Brent Hayes Edward is the author of two award-winning monographs, Epistrophies: Jazz and the Literary Imagination (Harvard, 2017) and The Practice of Diaspora: Literature, Translation, and the Rise of Black Internationalism (Harvard, 2003). With Robert G. O’Meally and Farah Jasmine Griffin, he co-edited the collection Uptown Conversation: The New Jazz Studies (Columbia, 2004). His research and teaching focus on topics including African American literature, Francophone literature, theories of the African diaspora, translation studies, archive theory, black radical historiography, cultural politics in Paris in the 1920s and 1930s, surrealism, experimental poetics, and jazz. He served as the Harlem Renaissance period editor for the revised 3rd Edition of the Norton Anthology of African American Literature published in 2014. His translations include essays, poems, and fiction by authors including Edouard Glissant, Aimé Césaire, Jacques Derrida, Jean Baudrillard, Sony Labou Tansi, and Monchoachi, as well as Michel Leiris’s 1934 book Phantom Africa (Seagull Books, 2017), for which Edwards was awarded a 2012 PEN/Heim Translation Fund Grant. Edwards was a 2015 Guggenheim Fellow, and in 2020 he was elected to the American Academy of Arts and Sciences.

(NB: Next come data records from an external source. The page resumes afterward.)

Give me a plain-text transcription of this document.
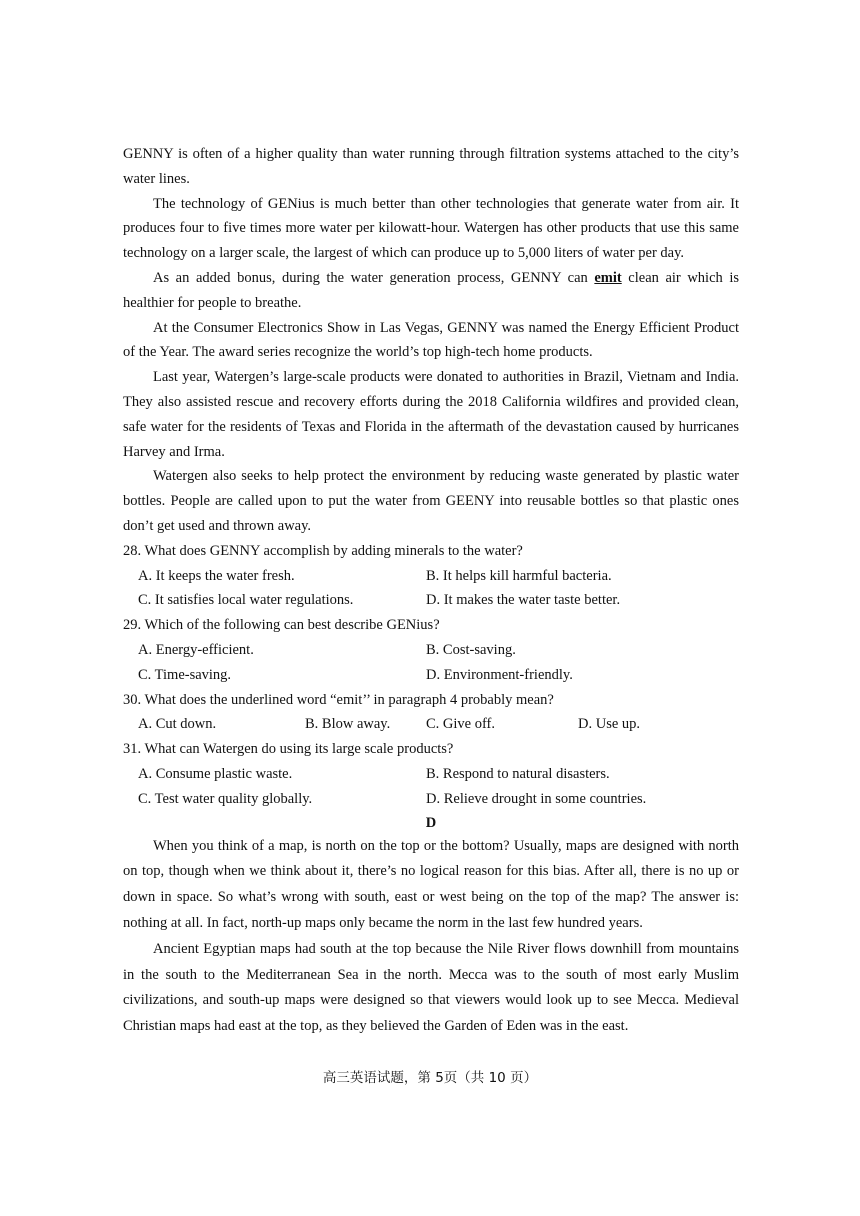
GENNY is often of a higher quality than water running through filtration systems attached to the city’s water lines.

The technology of GENius is much better than other technologies that generate water from air. It produces four to five times more water per kilowatt-hour. Watergen has other products that use this same technology on a larger scale, the largest of which can produce up to 5,000 liters of water per day.

As an added bonus, during the water generation process, GENNY can emit clean air which is healthier for people to breathe.

At the Consumer Electronics Show in Las Vegas, GENNY was named the Energy Efficient Product of the Year. The award series recognize the world’s top high-tech home products.

Last year, Watergen’s large-scale products were donated to authorities in Brazil, Vietnam and India. They also assisted rescue and recovery efforts during the 2018 California wildfires and provided clean, safe water for the residents of Texas and Florida in the aftermath of the devastation caused by hurricanes Harvey and Irma.

Watergen also seeks to help protect the environment by reducing waste generated by plastic water bottles. People are called upon to put the water from GEENY into reusable bottles so that plastic ones don’t get used and thrown away.

28. What does GENNY accomplish by adding minerals to the water?
A. It keeps the water fresh.	B. It helps kill harmful bacteria.
C. It satisfies local water regulations.	D. It makes the water taste better.
29. Which of the following can best describe GENius?
A. Energy-efficient.	B. Cost-saving.
C. Time-saving.	D. Environment-friendly.
30. What does the underlined word “emit’’ in paragraph 4 probably mean?
A. Cut down.	B. Blow away.	C. Give off.	D. Use up.
31. What can Watergen do using its large scale products?
A. Consume plastic waste.	B. Respond to natural disasters.
C. Test water quality globally.	D. Relieve drought in some countries.
D

When you think of a map, is north on the top or the bottom? Usually, maps are designed with north on top, though when we think about it, there’s no logical reason for this bias. After all, there is no up or down in space. So what’s wrong with south, east or west being on the top of the map? The answer is: nothing at all. In fact, north-up maps only became the norm in the last few hundred years.

Ancient Egyptian maps had south at the top because the Nile River flows downhill from mountains in the south to the Mediterranean Sea in the north. Mecca was to the south of most early Muslim civilizations, and south-up maps were designed so that viewers would look up to see Mecca. Medieval Christian maps had east at the top, as they believed the Garden of Eden was in the east.

高三英语试题，第 5页（共 10 页）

"The Mask of the Translator" abstract: Conceived as an exercise in experimental criticism, this lecture will revisit Edwards's translation of Michel Leiris's 1934 Phantom Africa, a monumental classic of the French anthropological tradition. If it is famously obsessed with masks and masking both in terms of African traditions of costumed performance and in terms of the duplicities of colonialism, Phantom Africa is equally concerned with translation as a practice that can obfuscate as much as it can convey. The lecture will aim especially to think about the pivotal if often faceless (whether veiled or uncredited) role of the Black translator in the ethnographic encounter.


SARA GUYER

Sara Guyer
Sara Guyer

CHCI President, Professor of English and Dean of Arts & Humanities at the University of California, Berkeley

Sara Guyer has devoted her entire career to teaching, advancing, and serving the humanities. Until August 2021, she was Dorothy Puestow Draheim Professor of English and Jewish Studies at the University of Wisconsin-Madison, where she directed the Center for the Humanities for over a decade. She is the author of Romanticism after Auschwitz (2007) and Reading with John Clare: Biopoetics, Sovereignty, Romanticism (2015) and the editor of the book series Lit Z.